Zu den Informationen vor Reiseantritt gehören nicht nur Wetter und Klima. Das Trinkgeld kann ein wichtiger Bestandteil davon sein. Denn die Vergabe eines kleinen Preises für den Kellner wird in allen Ländern anders gesehen. Da man niemanden verärgern will, schaut man sich um oder erkundigt sich einfach am Urlaubsort.
Hat das Essen geschmeckt und die Bedienung ist in Ordnung gibt man gerne mal ein Trinkgeld.
Hat das Essen geschmeckt und die Bedienung ist in Ordnung gibt man gerne mal ein Trinkgeld. Doch in welchem Land verstehen die Angestellten das als nette Geste und nicht als Ärgernis. Das hängt mit der Höhe zusammen. Eine Knigge-Expertin hat dafür eine Faustregel aufgestellt. Je weiter nördlich das Urlaubsziel sich befindet, desto weniger wird erwartet. Sieht man sich daher die eher südlichen Gegenden an, wird schon etwas mehr erwartet. Je weiter südlich, desto höher steigt das Trinkgeld. In den Regionen Griechenland, Spanien und Italien sind zehn Prozent der bezahlten Rechnung als Trinkgeld angemessen. Um dem Kellner das schneller begreiflich zu machen, legt man das Geld einfach ohne Worte in die nähe der Rechnung.

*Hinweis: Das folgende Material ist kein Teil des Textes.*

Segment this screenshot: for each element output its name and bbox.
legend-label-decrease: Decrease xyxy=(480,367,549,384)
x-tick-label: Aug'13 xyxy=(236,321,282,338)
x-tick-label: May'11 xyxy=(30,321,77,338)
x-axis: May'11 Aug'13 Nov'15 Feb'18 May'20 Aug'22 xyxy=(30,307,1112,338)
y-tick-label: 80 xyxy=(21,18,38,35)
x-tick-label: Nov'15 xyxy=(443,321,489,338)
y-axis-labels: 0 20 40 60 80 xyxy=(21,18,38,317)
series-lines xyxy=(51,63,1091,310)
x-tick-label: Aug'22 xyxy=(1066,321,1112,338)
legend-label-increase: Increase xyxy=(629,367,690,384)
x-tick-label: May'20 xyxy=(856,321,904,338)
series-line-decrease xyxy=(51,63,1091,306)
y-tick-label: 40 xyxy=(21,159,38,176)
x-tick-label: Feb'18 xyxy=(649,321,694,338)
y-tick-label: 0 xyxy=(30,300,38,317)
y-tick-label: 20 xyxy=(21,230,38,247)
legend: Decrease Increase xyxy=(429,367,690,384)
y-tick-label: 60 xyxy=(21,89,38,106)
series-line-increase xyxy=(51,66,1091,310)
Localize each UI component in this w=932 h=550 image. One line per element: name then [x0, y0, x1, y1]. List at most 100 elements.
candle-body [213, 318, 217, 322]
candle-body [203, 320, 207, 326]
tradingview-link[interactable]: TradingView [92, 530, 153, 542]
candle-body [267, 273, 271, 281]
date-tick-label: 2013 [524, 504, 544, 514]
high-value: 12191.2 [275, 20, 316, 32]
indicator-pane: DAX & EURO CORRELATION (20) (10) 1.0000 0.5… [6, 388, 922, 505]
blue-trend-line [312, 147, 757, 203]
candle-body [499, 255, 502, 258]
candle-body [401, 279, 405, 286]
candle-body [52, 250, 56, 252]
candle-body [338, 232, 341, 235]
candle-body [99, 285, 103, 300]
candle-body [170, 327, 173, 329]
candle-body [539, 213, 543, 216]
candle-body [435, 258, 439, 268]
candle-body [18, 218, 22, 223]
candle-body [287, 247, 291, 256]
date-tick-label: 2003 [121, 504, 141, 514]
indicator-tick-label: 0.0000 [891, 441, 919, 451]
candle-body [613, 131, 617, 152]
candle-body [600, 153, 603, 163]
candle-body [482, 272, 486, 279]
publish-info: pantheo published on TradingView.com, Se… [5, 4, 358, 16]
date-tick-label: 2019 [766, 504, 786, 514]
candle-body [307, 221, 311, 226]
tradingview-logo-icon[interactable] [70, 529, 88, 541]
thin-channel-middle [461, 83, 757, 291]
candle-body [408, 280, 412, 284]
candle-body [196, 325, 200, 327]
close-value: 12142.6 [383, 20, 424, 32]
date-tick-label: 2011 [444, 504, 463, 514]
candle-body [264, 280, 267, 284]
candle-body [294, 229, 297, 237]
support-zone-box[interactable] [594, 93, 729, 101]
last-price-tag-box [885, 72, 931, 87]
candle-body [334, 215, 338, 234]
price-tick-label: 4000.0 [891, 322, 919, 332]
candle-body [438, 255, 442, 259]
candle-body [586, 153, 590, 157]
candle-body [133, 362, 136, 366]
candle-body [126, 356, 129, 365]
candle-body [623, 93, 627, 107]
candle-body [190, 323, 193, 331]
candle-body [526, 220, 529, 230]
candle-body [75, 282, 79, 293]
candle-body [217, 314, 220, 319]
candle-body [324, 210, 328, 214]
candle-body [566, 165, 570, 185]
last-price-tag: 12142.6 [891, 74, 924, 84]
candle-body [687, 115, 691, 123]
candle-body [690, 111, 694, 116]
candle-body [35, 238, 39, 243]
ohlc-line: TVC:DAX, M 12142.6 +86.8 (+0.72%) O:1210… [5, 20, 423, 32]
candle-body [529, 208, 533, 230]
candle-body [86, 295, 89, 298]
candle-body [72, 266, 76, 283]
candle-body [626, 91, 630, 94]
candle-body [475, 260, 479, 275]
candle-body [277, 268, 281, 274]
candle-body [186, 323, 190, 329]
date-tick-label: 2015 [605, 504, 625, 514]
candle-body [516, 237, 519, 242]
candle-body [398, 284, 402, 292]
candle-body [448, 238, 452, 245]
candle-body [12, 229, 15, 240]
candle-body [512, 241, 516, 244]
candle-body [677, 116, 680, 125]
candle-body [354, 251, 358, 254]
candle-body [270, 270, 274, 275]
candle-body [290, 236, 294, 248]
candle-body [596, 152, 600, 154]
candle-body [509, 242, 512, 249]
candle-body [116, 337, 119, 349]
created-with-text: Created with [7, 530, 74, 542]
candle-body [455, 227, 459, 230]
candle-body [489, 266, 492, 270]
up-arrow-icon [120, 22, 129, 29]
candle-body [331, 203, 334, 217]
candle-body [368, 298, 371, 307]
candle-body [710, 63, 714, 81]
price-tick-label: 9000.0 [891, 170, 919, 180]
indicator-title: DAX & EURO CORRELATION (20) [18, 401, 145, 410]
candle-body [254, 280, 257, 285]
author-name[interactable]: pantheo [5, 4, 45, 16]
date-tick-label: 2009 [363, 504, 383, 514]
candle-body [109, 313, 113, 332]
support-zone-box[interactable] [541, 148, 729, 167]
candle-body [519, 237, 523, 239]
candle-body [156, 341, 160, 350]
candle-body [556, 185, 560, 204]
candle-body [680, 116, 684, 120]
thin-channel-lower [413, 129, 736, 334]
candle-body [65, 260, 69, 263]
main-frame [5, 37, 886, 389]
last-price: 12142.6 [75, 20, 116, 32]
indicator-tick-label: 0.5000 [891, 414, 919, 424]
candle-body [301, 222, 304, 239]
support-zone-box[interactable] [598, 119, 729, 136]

In Deutschland ist es üblich, die Summe einfach aufzurunden. Das sehen die meisten Bedienungen als Beleidigung an, wenn ihnen das Trinkgeld lediglich nur in die Hand gedrückt wird. In Ländern wie Skandinavien ist die Trinkgeldkultur nicht so weit ausgeprägt. Dort erwartet man noch kein Trinkgeld für Taxi, Übernachtung und Restaurants. Zur gänzlichen Verwirrung treibt man Japaner und Chinesen, denn diese kennen das Wort Trinkgeld noch nicht.